The GAO's findings also suggest that more widespread access to health insurance could save Medicare the expense of stabilizing the health of the previously uninsured. The results are notable as the nation embarks on a rocky and patchwork expansion of health insurance, subsidized by federal financing and enforced by a mandate that nearly all Americans carry insurance. Nearly one in five older adults ages 55 to 64 lacked health insurance in 2012, the GAO said.
The push to reduce the number of uninsured under the Patient Protection and Affordable Care Act won't reach everyone. The law excluded illegal immigrants. And not all uninsured adults will have the same access to subsidized health insurance. States may choose whether or not to expand Medicaid. Two dozen states did not and left some low-income citizens without a subsidized option for coverage.
Nonetheless, that uneven expansion may benefit Medicare in coming years by improving the health and medical care of future enrollees, said Deborah Chollet, a senior fellow with Mathematica, a research and data collection firm. No one strategy or policy will slow U.S. health spending, “but certainly health status is an important dimension of the solution,” said Chollet.
Savings, however, may take years to materialize, Chollet cautioned. Many of those who gain insurance this year under the Affordable Care Act will have experienced years unmet medical needs. “That's a long time of deteriorating health.”

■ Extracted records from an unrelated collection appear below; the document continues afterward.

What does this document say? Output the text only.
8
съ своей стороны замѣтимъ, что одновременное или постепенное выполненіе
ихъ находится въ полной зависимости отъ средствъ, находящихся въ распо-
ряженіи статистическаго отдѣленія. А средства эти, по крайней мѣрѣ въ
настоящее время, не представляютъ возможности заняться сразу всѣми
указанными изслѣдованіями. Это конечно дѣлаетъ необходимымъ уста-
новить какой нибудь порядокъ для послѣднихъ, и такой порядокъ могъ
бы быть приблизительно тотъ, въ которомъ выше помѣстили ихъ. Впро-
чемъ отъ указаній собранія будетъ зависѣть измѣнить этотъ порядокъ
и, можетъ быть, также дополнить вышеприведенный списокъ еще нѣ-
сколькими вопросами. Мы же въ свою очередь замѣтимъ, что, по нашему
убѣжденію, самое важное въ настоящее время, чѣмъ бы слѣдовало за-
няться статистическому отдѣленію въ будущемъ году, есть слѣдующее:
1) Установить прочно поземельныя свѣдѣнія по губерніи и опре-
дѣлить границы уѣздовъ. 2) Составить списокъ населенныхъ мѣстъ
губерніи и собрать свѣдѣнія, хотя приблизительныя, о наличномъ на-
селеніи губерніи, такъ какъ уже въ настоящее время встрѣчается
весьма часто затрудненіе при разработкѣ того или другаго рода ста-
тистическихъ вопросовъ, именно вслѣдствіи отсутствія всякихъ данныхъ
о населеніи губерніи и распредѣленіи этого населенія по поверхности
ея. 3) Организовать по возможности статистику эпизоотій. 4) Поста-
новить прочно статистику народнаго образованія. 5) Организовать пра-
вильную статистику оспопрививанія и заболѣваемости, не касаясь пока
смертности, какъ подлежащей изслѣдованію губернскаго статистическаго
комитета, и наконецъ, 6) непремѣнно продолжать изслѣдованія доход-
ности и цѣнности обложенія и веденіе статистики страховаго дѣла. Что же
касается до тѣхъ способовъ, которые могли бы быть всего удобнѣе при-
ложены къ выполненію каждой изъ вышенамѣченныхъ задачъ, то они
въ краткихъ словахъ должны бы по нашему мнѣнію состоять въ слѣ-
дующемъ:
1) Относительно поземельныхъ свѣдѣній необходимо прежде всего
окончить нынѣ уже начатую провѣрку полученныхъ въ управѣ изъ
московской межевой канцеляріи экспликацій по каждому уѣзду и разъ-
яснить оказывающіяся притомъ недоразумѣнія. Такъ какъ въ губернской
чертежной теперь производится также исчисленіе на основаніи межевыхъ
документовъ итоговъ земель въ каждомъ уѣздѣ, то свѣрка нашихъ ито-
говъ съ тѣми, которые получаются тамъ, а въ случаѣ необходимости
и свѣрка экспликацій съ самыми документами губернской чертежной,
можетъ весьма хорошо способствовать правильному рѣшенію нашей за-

The uninsured who gained coverage with Medicare from 2001-2010 were about 23% more costly in the first year of coverage than those that transferred to Medicare from another health plan, suggesting possible pent-up demand for care, the GAO said. Medicare also spent more on outpatient care for the previously uninsured in the first two years after enrollment.
The previously uninsured were also less likely to report good health, the GAO found—79% compared with 84% of those who had been insured—and the gap widened somewhat through the first six years of enrollment.
“We know that people who lack health insurance, even for a period of time, have reduced access to care,” said Dr. John Ayanian, director of the Institute for Healthcare Policy and Innovation at the University of Michigan. That can be particularly problematic for adults with common chronic disease such as diabetes and heart disease, which can leave individuals acutely ill if not properly managed, he said.
Ayanian's recent research found that patients' reported health and use of primary care improved more significantly in Massachusetts than five nearby states—Connecticut, Maine, New Hampshire, Rhode Island and Vermont—in the years after Massachusetts required its residents to be insured.